The HR role at Rainbow Trust is to support managers to
use the system, to provide training (including as part of
induction), fielding questions and administering the
system (processing forms and highlighting impending
deadlines). Powis and colleagues have recently reviewed
the performance management process, for example,
asking managers and employees for their views on its
usability.
This feedback will be used to develop the system.
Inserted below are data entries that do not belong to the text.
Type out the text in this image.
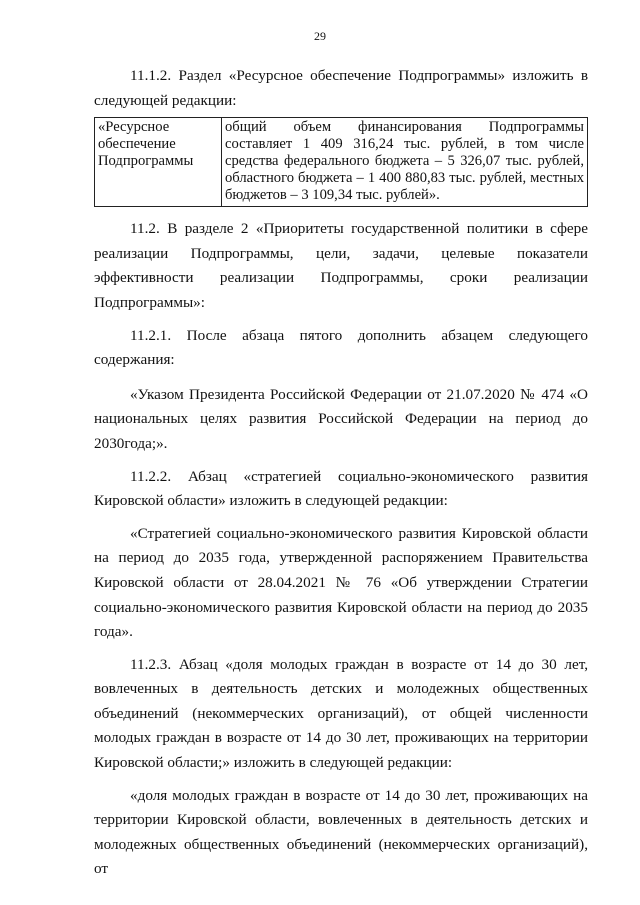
29

11.1.2. Раздел «Ресурсное обеспечение Подпрограммы» изложить в следующей редакции:

«Ресурсное обеспечение Подпрограммы	общий объем финансирования Подпрограммы составляет 1 409 316,24 тыс. рублей, в том числе средства федерального бюджета – 5 326,07 тыс. рублей, областного бюджета – 1 400 880,83 тыс. рублей, местных бюджетов – 3 109,34 тыс. рублей».

11.2. В разделе 2 «Приоритеты государственной политики в сфере реализации Подпрограммы, цели, задачи, целевые показатели эффективности реализации Подпрограммы, сроки реализации Подпрограммы»:

11.2.1. После абзаца пятого дополнить абзацем следующего содержания:

«Указом Президента Российской Федерации от 21.07.2020 № 474 «О национальных целях развития Российской Федерации на период до 2030года;».

11.2.2. Абзац «стратегией социально-экономического развития Кировской области» изложить в следующей редакции:

«Стратегией социально-экономического развития Кировской области на период до 2035 года, утвержденной распоряжением Правительства Кировской области от 28.04.2021 № 76 «Об утверждении Стратегии социально-экономического развития Кировской области на период до 2035 года».

11.2.3. Абзац «доля молодых граждан в возрасте от 14 до 30 лет, вовлеченных в деятельность детских и молодежных общественных объединений (некоммерческих организаций), от общей численности молодых граждан в возрасте от 14 до 30 лет, проживающих на территории Кировской области;» изложить в следующей редакции:

«доля молодых граждан в возрасте от 14 до 30 лет, проживающих на территории Кировской области, вовлеченных в деятельность детских и молодежных общественных объединений (некоммерческих организаций), от
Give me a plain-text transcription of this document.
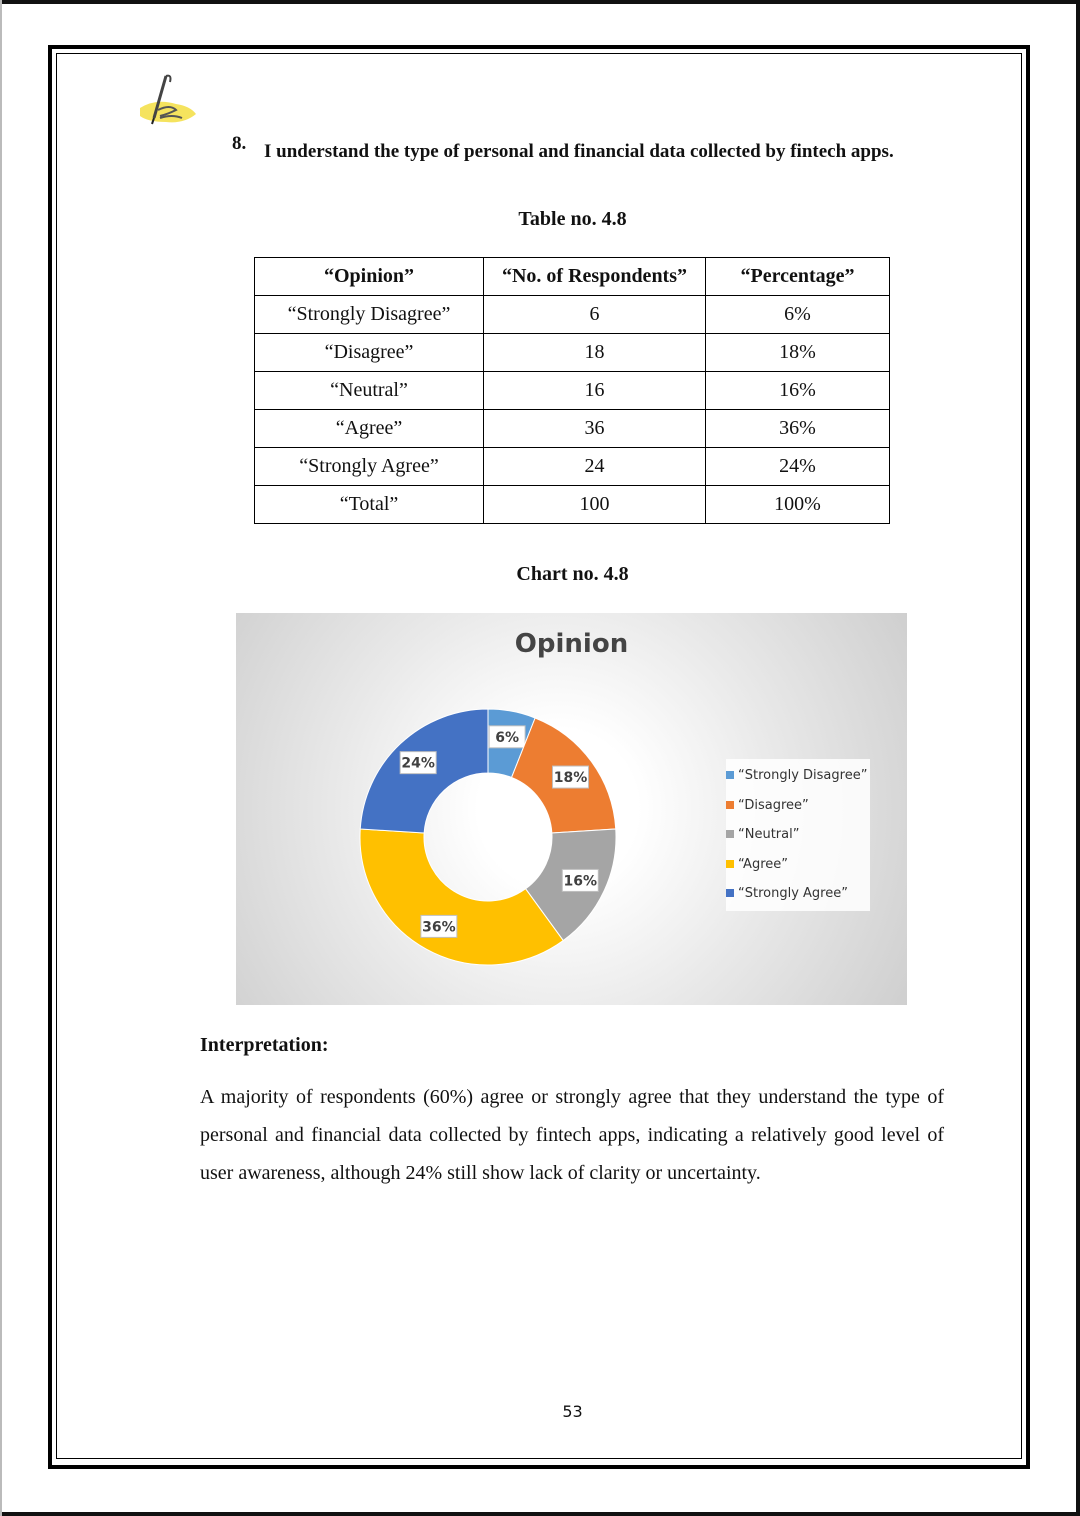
8. I understand the type of personal and financial data collected by fintech apps.
Table no. 4.8
“Opinion”	“No. of Respondents”	“Percentage”
“Strongly Disagree”	6	6%
“Disagree”	18	18%
“Neutral”	16	16%
“Agree”	36	36%
“Strongly Agree”	24	24%
“Total”	100	100%
Chart no. 4.8
Opinion
6%
18%
16%
36%
24%
“Strongly Disagree”
“Disagree”
“Neutral”
“Agree”
“Strongly Agree”
Interpretation:
A majority of respondents (60%) agree or strongly agree that they understand the type of personal and financial data collected by fintech apps, indicating a relatively good level of user awareness, although 24% still show lack of clarity or uncertainty.
53
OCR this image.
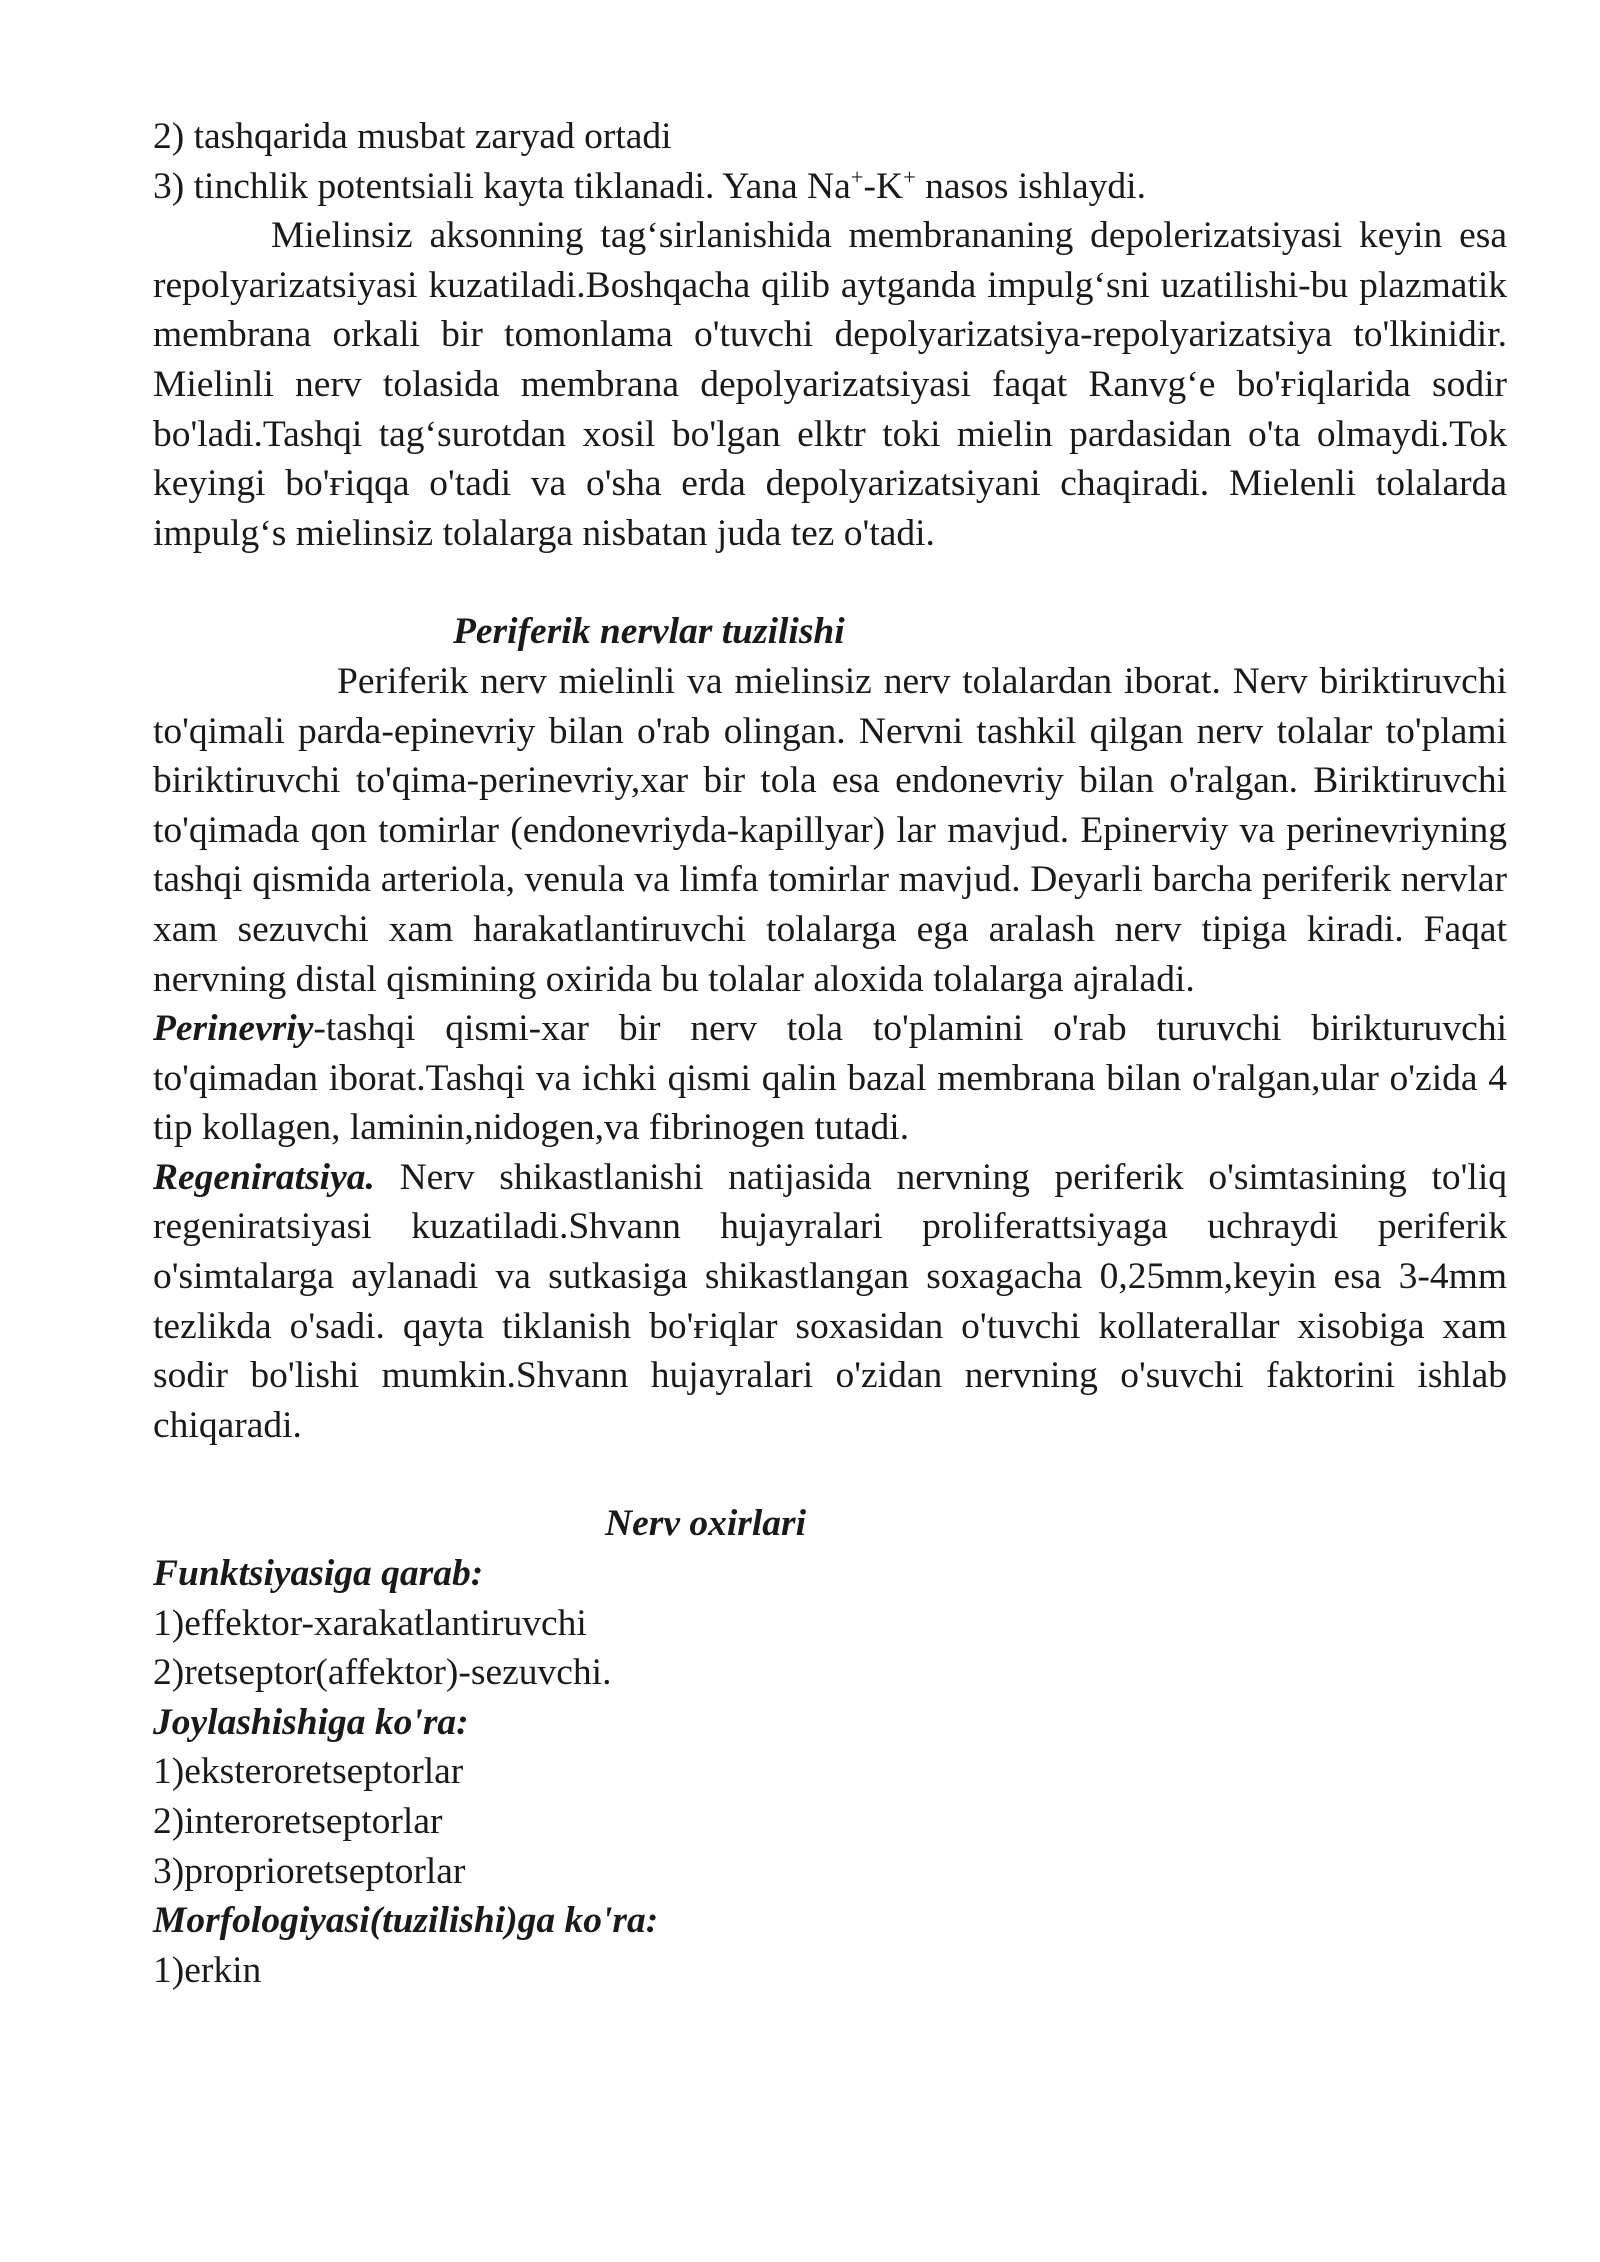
2) tashqarida musbat zaryad ortadi

3) tinchlik potentsiali kayta tiklanadi. Yana Na+-K+ nasos ishlaydi.

Mielinsiz aksonning tag‘sirlanishida membrananing depolerizatsiyasi keyin esa repolyarizatsiyasi kuzatiladi.Boshqacha qilib aytganda impulg‘sni uzatilishi-bu plazmatik membrana orkali bir tomonlama o'tuvchi depolyarizatsiya-repolyarizatsiya to'lkinidir. Mielinli nerv tolasida membrana depolyarizatsiyasi faqat Ranvg‘e bo'ғiqlarida sodir bo'ladi.Tashqi tag‘surotdan xosil bo'lgan elktr toki mielin pardasidan o'ta olmaydi.Tok keyingi bo'ғiqqa o'tadi va o'sha erda depolyarizatsiyani chaqiradi. Mielenli tolalarda impulg‘s mielinsiz tolalarga nisbatan juda tez o'tadi.

Periferik nervlar tuzilishi

Periferik nerv mielinli va mielinsiz nerv tolalardan iborat. Nerv biriktiruvchi to'qimali parda-epinevriy bilan o'rab olingan. Nervni tashkil qilgan nerv tolalar to'plami biriktiruvchi to'qima-perinevriy,xar bir tola esa endonevriy bilan o'ralgan. Biriktiruvchi to'qimada qon tomirlar (endonevriyda-kapillyar) lar mavjud. Epinerviy va perinevriyning tashqi qismida arteriola, venula va limfa tomirlar mavjud. Deyarli barcha periferik nervlar xam sezuvchi xam harakatlantiruvchi tolalarga ega aralash nerv tipiga kiradi. Faqat nervning distal qismining oxirida bu tolalar aloxida tolalarga ajraladi.

Perinevriy-tashqi qismi-xar bir nerv tola to'plamini o'rab turuvchi birikturuvchi to'qimadan iborat.Tashqi va ichki qismi qalin bazal membrana bilan o'ralgan,ular o'zida 4 tip kollagen, laminin,nidogen,va fibrinogen tutadi.

Regeniratsiya. Nerv shikastlanishi natijasida nervning periferik o'simtasining to'liq regeniratsiyasi kuzatiladi.Shvann hujayralari proliferattsiyaga uchraydi periferik o'simtalarga aylanadi va sutkasiga shikastlangan soxagacha 0,25mm,keyin esa 3-4mm tezlikda o'sadi. qayta tiklanish bo'ғiqlar soxasidan o'tuvchi kollaterallar xisobiga xam sodir bo'lishi mumkin.Shvann hujayralari o'zidan nervning o'suvchi faktorini ishlab chiqaradi.

Nerv oxirlari

Funktsiyasiga qarab:

1)effektor-xarakatlantiruvchi

2)retseptor(affektor)-sezuvchi.

Joylashishiga ko'ra:

1)eksteroretseptorlar

2)interoretseptorlar

3)proprioretseptorlar

Morfologiyasi(tuzilishi)ga ko'ra:

1)erkin
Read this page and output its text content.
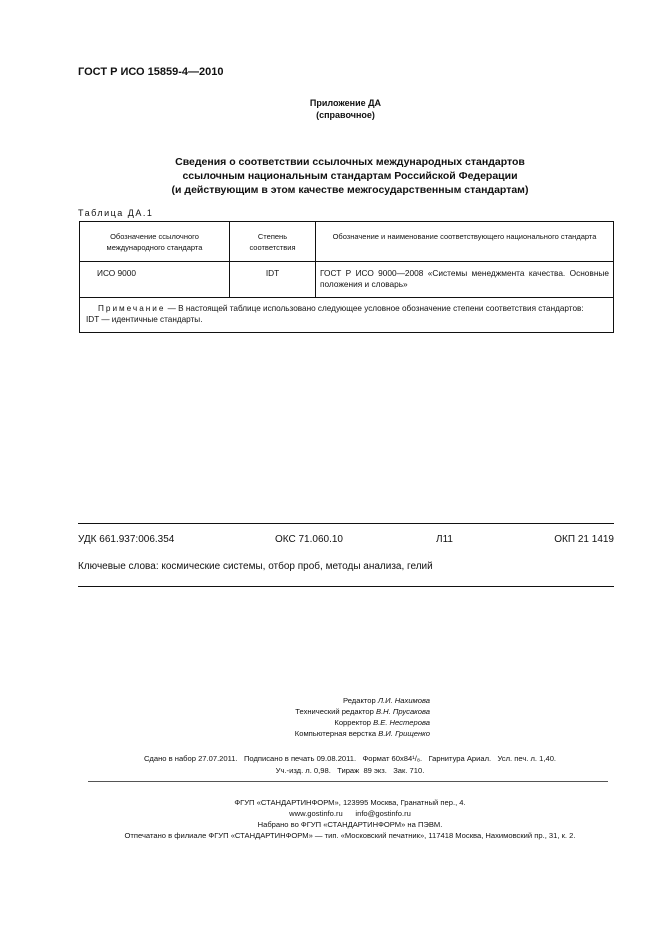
ГОСТ Р ИСО 15859-4—2010
Приложение ДА
(справочное)
Сведения о соответствии ссылочных международных стандартов
ссылочным национальным стандартам Российской Федерации
(и действующим в этом качестве межгосударственным стандартам)
Таблица ДА.1
Обозначение ссылочного международного стандарта	Степень соответствия	Обозначение и наименование соответствующего национального стандарта
ИСО 9000	IDT	ГОСТ Р ИСО 9000—2008 «Системы менеджмента качества. Основные положения и словарь»

Примечание — В настоящей таблице использовано следующее условное обозначение степени соответствия стандартов:
IDT — идентичные стандарты.		
УДК 661.937:006.354	ОКС 71.060.10	Л11	ОКП 21 1419
Ключевые слова: космические системы, отбор проб, методы анализа, гелий
Редактор Л.И. Нахимова
Технический редактор В.Н. Прусакова
Корректор В.Е. Нестерова
Компьютерная верстка В.И. Грищенко
Сдано в набор 27.07.2011.   Подписано в печать 09.08.2011.   Формат 60х84¹/₈.   Гарнитура Ариал.   Усл. печ. л. 1,40.
Уч.-изд. л. 0,98.   Тираж  89 экз.   Зак. 710.
ФГУП «СТАНДАРТИНФОРМ», 123995 Москва, Гранатный пер., 4.
www.gostinfo.ru      info@gostinfo.ru
Набрано во ФГУП «СТАНДАРТИНФОРМ» на ПЭВМ.
Отпечатано в филиале ФГУП «СТАНДАРТИНФОРМ» — тип. «Московский печатник», 117418 Москва, Нахимовский пр., 31, к. 2.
She
adds: “Already we realise that we need to do more on the
communications side as the feedback shows that
employees and managers are not aware of some aspects
of the scheme.”
Lessons learned
Powis shared with e-reward some of the key lessons
learnt over the past couple of years:
Senior buy-in:Work hard at obtaining • this at the
earliest possible stage.
• Keep communicating: Put out the message that
performance management will “not go away” but is a
way of helping the organisation reach its objective of
supporting more families.
• Make it live: Powis says: “We recognise that we may
have sat back a bit in year three, so now need to up
our game and keep communicating.”
• Work with line managers: The charity focused initially
in its manager training on explaining the process. Powis
recognises that it now needs to give them the
leadership skills to work the system effectively.
• Performance management is not an HR add-on: PM is
not a nice-to-have addition, but a vital part of reaching
the organisation’s goals. “Our own personal
development is as important as that of the
organisation, we need to spend time on ourselves at
some point in the year,” Powis concludes.